The thousand home gods
According to Roon, the God of Going: "There are a thousand home gods, the little gods that sit before the hearth and mind the fire – there is one Roon".[15] These home gods include:
Pitsu, who strokes the cat
Hobith, who calms the dog
Habaniah, the lord of glowing embers
little Zumbiboo, the lord of dust
old Gribaun, who sits in the heart of the fire to turn the wood to ash
Kilooloogung, the lord of arising smoke
Jabim, the Lord of broken things
Triboogie, the Lord of Dusk
Hish, the Lord of Silence
Wohoon, the Lord of Noises in the Night
Eimēs, Zānēs, and Segástrion, the (once) rebellious lords of the three rivers of the plain
Umbool, the Lord of the Drought
Araxes, Zadres, and Hyraglion, stars in the south
Ingazi, Yo, and Mindo, stars to the north
Trogool, neither god nor beast
Trogool is the mysterious thing set at the very south pole of the cosmos, whose duty is to turn over the pages of a great book, in which history writes itself every day until the end of the world. The fully written pages are "black", meaning the night, and when each one is turned, then the white page symbolizes a new day. Trogool never answers prayer, and the pages that have been turned shall never be turned back, neither by him nor by anyone else.
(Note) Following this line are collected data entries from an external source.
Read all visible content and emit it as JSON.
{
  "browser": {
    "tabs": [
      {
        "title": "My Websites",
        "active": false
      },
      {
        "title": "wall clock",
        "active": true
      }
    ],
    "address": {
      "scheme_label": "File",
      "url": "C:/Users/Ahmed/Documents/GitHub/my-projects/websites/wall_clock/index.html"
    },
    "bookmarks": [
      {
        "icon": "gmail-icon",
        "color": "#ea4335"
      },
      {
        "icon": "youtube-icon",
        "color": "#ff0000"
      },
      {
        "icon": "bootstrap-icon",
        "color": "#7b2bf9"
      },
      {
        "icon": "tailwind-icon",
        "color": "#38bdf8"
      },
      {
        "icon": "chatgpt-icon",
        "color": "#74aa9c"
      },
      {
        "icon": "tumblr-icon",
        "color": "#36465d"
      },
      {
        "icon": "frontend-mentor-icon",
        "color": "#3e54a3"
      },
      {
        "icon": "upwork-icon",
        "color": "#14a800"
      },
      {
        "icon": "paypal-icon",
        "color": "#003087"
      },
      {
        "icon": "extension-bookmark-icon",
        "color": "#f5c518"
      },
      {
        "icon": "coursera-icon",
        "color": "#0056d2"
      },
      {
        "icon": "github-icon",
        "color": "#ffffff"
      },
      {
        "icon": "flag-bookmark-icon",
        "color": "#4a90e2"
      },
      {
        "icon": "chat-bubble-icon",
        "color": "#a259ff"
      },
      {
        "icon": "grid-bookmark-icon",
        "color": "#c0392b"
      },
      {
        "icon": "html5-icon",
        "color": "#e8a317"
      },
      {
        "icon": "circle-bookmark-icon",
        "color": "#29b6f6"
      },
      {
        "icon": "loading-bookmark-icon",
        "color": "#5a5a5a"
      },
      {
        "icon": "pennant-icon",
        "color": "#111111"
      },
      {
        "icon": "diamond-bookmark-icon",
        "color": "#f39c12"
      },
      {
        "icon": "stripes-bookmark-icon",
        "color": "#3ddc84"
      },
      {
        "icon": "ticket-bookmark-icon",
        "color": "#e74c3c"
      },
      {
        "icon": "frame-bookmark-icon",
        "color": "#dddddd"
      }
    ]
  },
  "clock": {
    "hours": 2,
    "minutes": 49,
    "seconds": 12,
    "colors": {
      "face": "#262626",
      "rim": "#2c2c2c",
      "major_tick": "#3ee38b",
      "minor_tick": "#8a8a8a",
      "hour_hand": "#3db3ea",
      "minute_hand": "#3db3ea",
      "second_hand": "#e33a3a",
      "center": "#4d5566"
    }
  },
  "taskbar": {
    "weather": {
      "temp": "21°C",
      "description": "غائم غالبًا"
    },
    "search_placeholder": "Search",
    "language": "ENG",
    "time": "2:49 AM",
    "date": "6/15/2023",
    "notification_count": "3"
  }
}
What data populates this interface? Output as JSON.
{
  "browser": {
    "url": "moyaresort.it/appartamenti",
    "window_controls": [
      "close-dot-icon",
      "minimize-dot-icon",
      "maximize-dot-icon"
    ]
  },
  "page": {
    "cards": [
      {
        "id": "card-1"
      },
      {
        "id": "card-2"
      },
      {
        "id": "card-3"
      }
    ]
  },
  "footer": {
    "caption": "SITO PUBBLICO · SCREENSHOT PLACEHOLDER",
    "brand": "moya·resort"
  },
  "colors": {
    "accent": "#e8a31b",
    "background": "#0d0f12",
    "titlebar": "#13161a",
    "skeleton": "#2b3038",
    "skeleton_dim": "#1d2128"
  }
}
Its description says: "Trogool is the Thing that men in many countries have called by many names, It is the Thing that sits behind the gods, whose book is the Scheme of Things".
Publication history
The book was first published, on a commission basis, in London, 1905, by Elkin Mathews, with a second edition by The Pegana Press in 1911, and a third edition, again by Mathews, in 1919.[citation needed] Aside from its various stand-alone editions, the complete text of the collection is included in the Ballantine Adult Fantasy collection Beyond the Fields We Know (1972), in The Complete Pegāna (1998), and in the GollanczFantasy Masterworks omnibus Time and the Gods (2000).[16]
Reception
Contemporary
A 1905 review in The Irish Independent called The Gods of Pegāna "a strange and decidedly remarkable book, cleverly but weirdly illustrated", and commented that the reader would have to decide for themselves whether or not the stories had any satirical intent.[17]
an attempt to create an Olympus of his own and people it with an assemblage of deities, each with a personality and a power over human life acutely conceived and visualized ... To me, [the collection] is autobiography, and all the more self-revealing because it is profoundly unconscious. As an achievement of the imagination... this bible of the gods of Pegana is simply amazing.[18]
"a wonderfully sustained exercise in totally ironic fantasy which may never be beaten. Speaking in a highly original mix of King James Bible English, Yeatsian syntax, and Scheherazadian imagery, [Dunsany] introduces us to a wonderfully sinister Valhalla populated with mad, spectacularly cruel and wonderfully silly gods ... whose only genuine amusement appears to derive from the inventive damage they inflict upon their misbegotten worshippers".[19]E.F. Bleiler lauded the collection as "a convincing, marvelous creation of an alien cosmology".[20]
Noting that Dunsany was reading Nietzsche at the time he was writing The Gods of Pegāna, S.T. Joshi declared it
"... an instantiation of the quintessential act of fantasy: The creation of a new world. Dunsany has simply carried the procedure one step further than any of his conceivable predecessors – W.T. Beckford (Vathek), William Morris with his medieval fantasies – by inventing an entire cosmogony ... Dunsany embodies his new realm with his own philosophical predilections, and these predilections – although expressed in the most gorgeously evocative of prose-poetry – are of a very modern, even radical sort".[21]